In response to a delightful open submission call, I wrote and sold “The Anzu Protocol”, which allowed me to combine two passions: Mesopotamia and science fiction. I’m an admitted Akkadian-epic junkie, with an array of translations of history’s oldest stories. This obsession found one outlet in my novel “Rahotep” and its sequel “The God and the Gate“, but I’d like to thank the anthology’s editor D. Avraham for coming up with such a glorious new outlet. (By the way, the anthology is called Holy COW: SF Stories from the Center of the World, and will feature Fertile Crescent tales from Mike Resnick and other genre masters.)
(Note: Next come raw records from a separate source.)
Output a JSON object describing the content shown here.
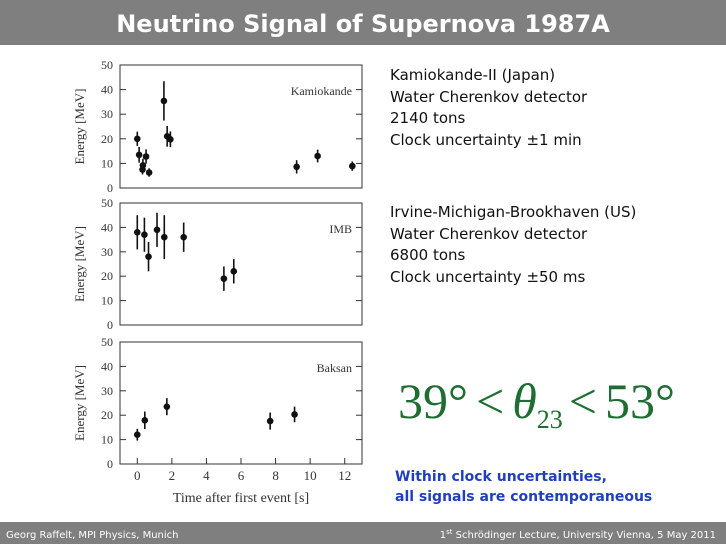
{
  "header": {
    "title": "Neutrino Signal of Supernova 1987A"
  },
  "chart_data": [
    {
      "type": "scatter",
      "title": "Kamiokande",
      "y_label": "Energy [MeV]",
      "color": "#111111",
      "x": [
        0,
        0.107,
        0.303,
        0.324,
        0.507,
        0.686,
        1.541,
        1.728,
        1.915,
        9.219,
        10.433,
        12.439
      ],
      "values": [
        20,
        13.5,
        7.5,
        9.2,
        12.8,
        6.3,
        35.4,
        21,
        19.8,
        8.6,
        13,
        8.9
      ],
      "errors": [
        2.9,
        3.2,
        2.0,
        2.7,
        2.9,
        1.7,
        8.0,
        4.2,
        3.2,
        2.7,
        2.6,
        1.9
      ],
      "xlim": [
        -1,
        13
      ],
      "ylim": [
        0,
        50
      ],
      "yticks": [
        0,
        10,
        20,
        30,
        40,
        50
      ]
    },
    {
      "type": "scatter",
      "title": "IMB",
      "y_label": "Energy [MeV]",
      "color": "#111111",
      "x": [
        0,
        0.412,
        0.65,
        1.141,
        1.562,
        2.684,
        5.01,
        5.582
      ],
      "values": [
        38,
        37,
        28,
        39,
        36,
        36,
        19,
        22
      ],
      "errors": [
        7,
        7,
        6,
        7,
        9,
        6,
        5,
        5
      ],
      "xlim": [
        -1,
        13
      ],
      "ylim": [
        0,
        50
      ],
      "yticks": [
        0,
        10,
        20,
        30,
        40,
        50
      ]
    },
    {
      "type": "scatter",
      "title": "Baksan",
      "y_label": "Energy [MeV]",
      "x_label": "Time after first event [s]",
      "color": "#111111",
      "x": [
        0,
        0.435,
        1.71,
        7.687,
        9.099
      ],
      "values": [
        12,
        17.9,
        23.5,
        17.6,
        20.3
      ],
      "errors": [
        2.4,
        3.6,
        3.5,
        3.5,
        3.2
      ],
      "xlim": [
        -1,
        13
      ],
      "ylim": [
        0,
        50
      ],
      "yticks": [
        0,
        10,
        20,
        30,
        40,
        50
      ],
      "xticks": [
        0,
        2,
        4,
        6,
        8,
        10,
        12
      ]
    }
  ],
  "detectors": [
    {
      "lines": [
        "Kamiokande-II (Japan)",
        "Water Cherenkov detector",
        "2140 tons",
        "Clock uncertainty  ±1 min"
      ]
    },
    {
      "lines": [
        "Irvine-Michigan-Brookhaven (US)",
        "Water Cherenkov detector",
        "6800 tons",
        "Clock uncertainty  ±50 ms"
      ]
    }
  ],
  "formula": {
    "left": "39°",
    "relation": "<",
    "symbol": "θ",
    "subscript": "23",
    "right": "53°"
  },
  "conclusion": [
    "Within clock uncertainties,",
    "all signals are contemporaneous"
  ],
  "footer": {
    "left": "Georg Raffelt, MPI Physics, Munich",
    "right_number": "1",
    "right_sup": "st",
    "right_rest": " Schrödinger Lecture, University Vienna, 5 May 2011"
  }
}
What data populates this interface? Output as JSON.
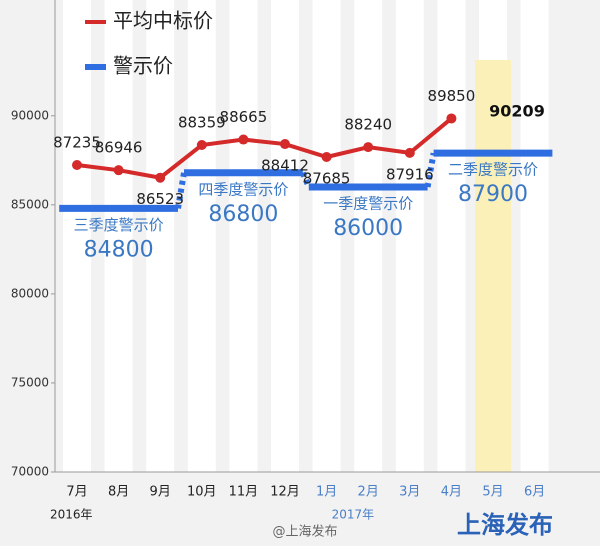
{
  "chart_data": {
    "type": "line",
    "categories": [
      "7月",
      "8月",
      "9月",
      "10月",
      "11月",
      "12月",
      "1月",
      "2月",
      "3月",
      "4月",
      "5月",
      "6月"
    ],
    "series": [
      {
        "name": "平均中标价",
        "color": "#d42a2a",
        "values": [
          87235,
          86946,
          86523,
          88359,
          88665,
          88412,
          87685,
          88240,
          87916,
          89850,
          null,
          null
        ]
      }
    ],
    "warning": {
      "name": "警示价",
      "color": "#2f6ee0",
      "segments": [
        {
          "name": "三季度警示价",
          "value": 84800,
          "categories": [
            "7月",
            "8月",
            "9月"
          ]
        },
        {
          "name": "四季度警示价",
          "value": 86800,
          "categories": [
            "10月",
            "11月",
            "12月"
          ]
        },
        {
          "name": "一季度警示价",
          "value": 86000,
          "categories": [
            "1月",
            "2月",
            "3月"
          ]
        },
        {
          "name": "二季度警示价",
          "value": 87900,
          "categories": [
            "4月",
            "5月",
            "6月"
          ]
        }
      ]
    },
    "highlight": {
      "category": "5月",
      "value": 90209
    },
    "years": [
      {
        "label": "2016年",
        "from": "7月"
      },
      {
        "label": "2017年",
        "from": "1月"
      }
    ],
    "ylim": [
      70000,
      96500
    ],
    "yticks": [
      70000,
      75000,
      80000,
      85000,
      90000
    ],
    "credit": "@上海发布",
    "watermark": "上海发布"
  }
}
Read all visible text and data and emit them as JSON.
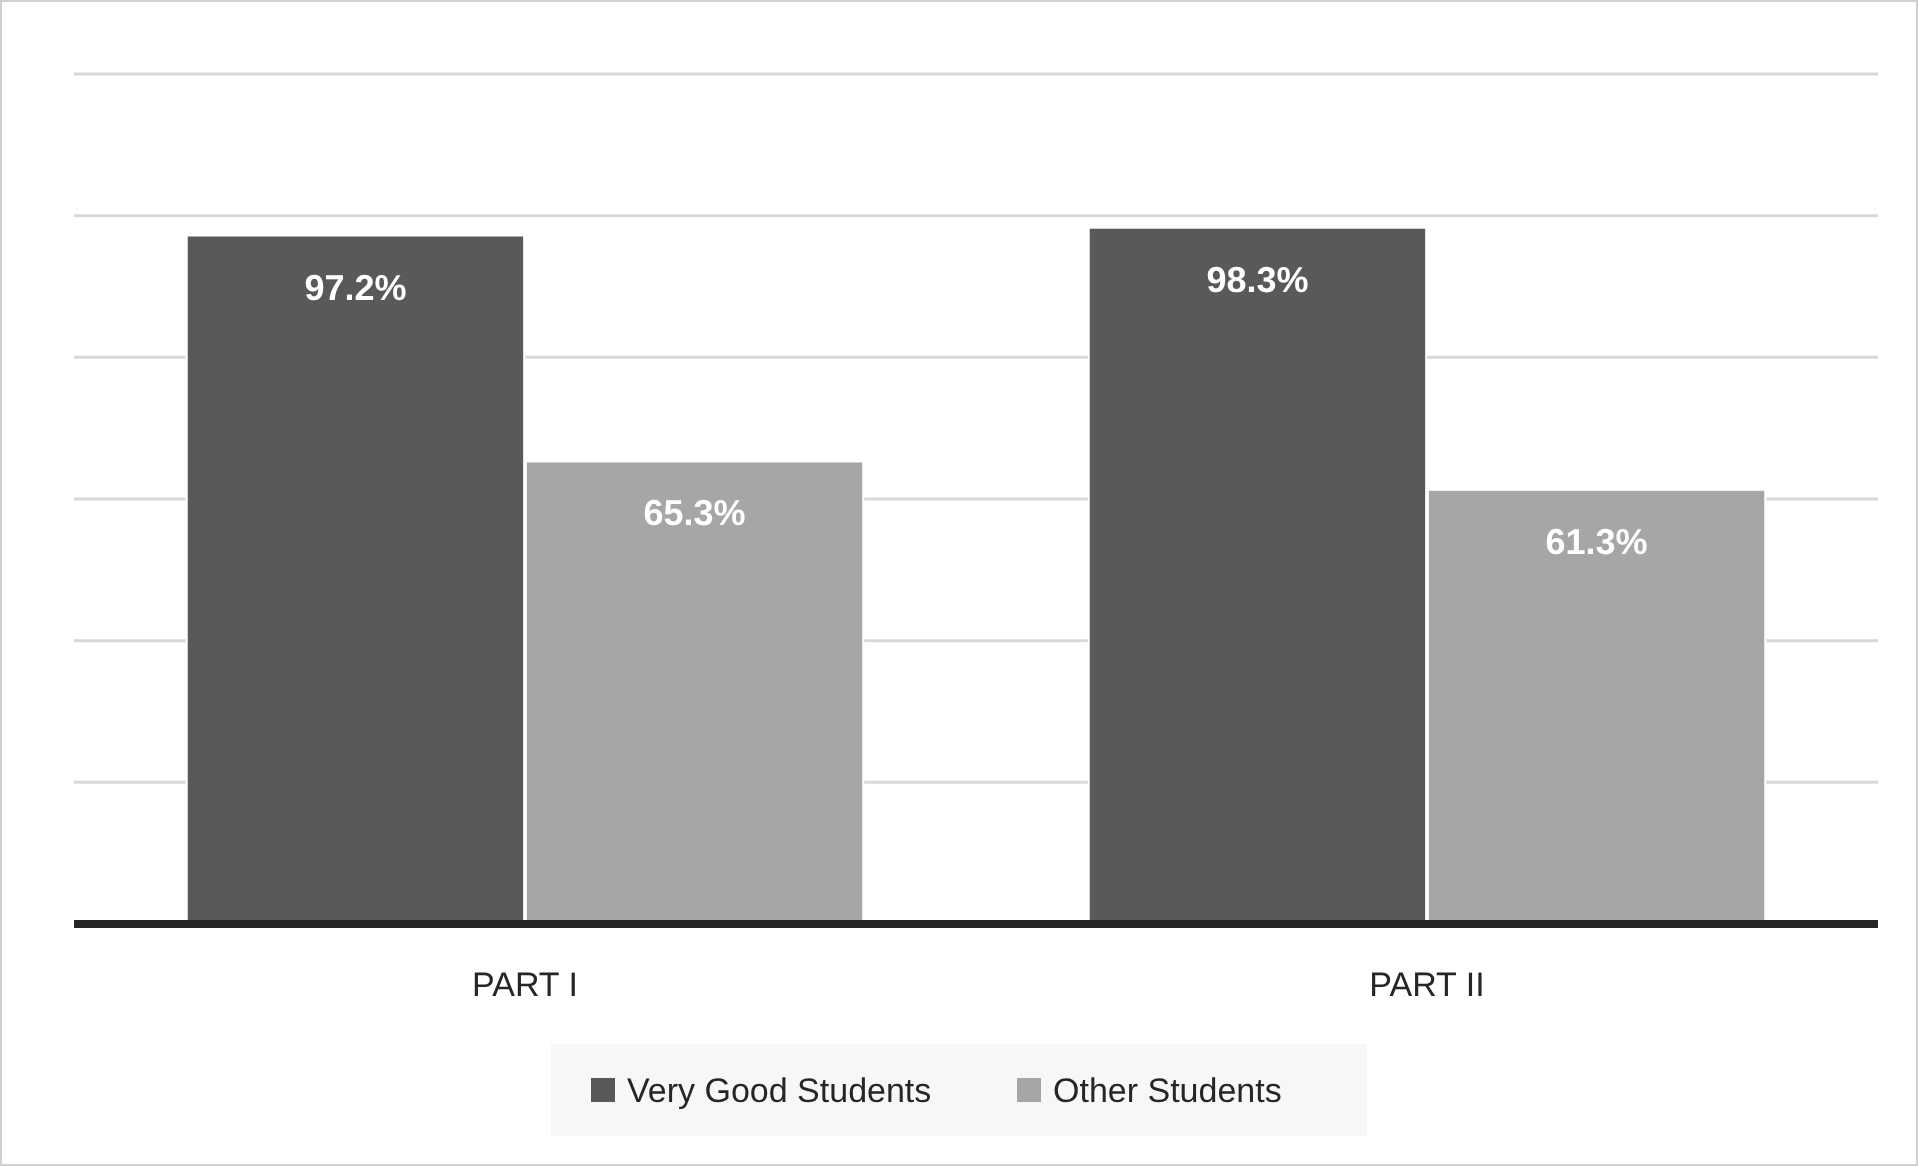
{
  "chart_data": {
    "type": "bar",
    "categories": [
      "PART I",
      "PART II"
    ],
    "series": [
      {
        "name": "Very Good Students",
        "color": "#595959",
        "values": [
          97.2,
          98.3
        ],
        "value_labels": [
          "97.2%",
          "98.3%"
        ]
      },
      {
        "name": "Other Students",
        "color": "#a6a6a6",
        "values": [
          65.3,
          61.3
        ],
        "value_labels": [
          "65.3%",
          "61.3%"
        ]
      }
    ],
    "ylim": [
      0,
      120
    ],
    "yticks": [
      {
        "value": 0,
        "label": null
      },
      {
        "value": 20,
        "label": null
      },
      {
        "value": 40,
        "label": null
      },
      {
        "value": 60,
        "label": null
      },
      {
        "value": 80,
        "label": null
      },
      {
        "value": 100,
        "label": null
      },
      {
        "value": 120,
        "label": null
      }
    ],
    "grid": "y",
    "legend": "bottom",
    "tick_labels": "x"
  }
}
And speaking of Resnick, he and I are TOC-mates in Baen Books’ stellar anthology THE CACKLE OF CTHULHU, edited by Alex Shvartsman. I’ve read every story in there, and each one is brilliant and hysterical and perfectly aligned with Lovecraftian tropes; Shvartsman has really achieved something special here. This comedic take on eldritch horror includes literary gems from Neil Gaiman, Ken Liu, Esther Friesner, Rachael K. Jones, and many more. I think my favorite is “To Whatever” by Shaenon K. Garrity. My own contribution is “The Doom that Came to Providence”, and is set in a 1934 in which all the Elder Gods have returned and Earth is crawling with their respective monsters; HPL himself is unwillingly recruited into a scheme from a mobster who figures that profits can still be made in the apocalypse.

Lastly, I sold a sinister little time travel piece, “Aftershock,” to Galaxy’s Edge, marking my sixth appearance in that magazine.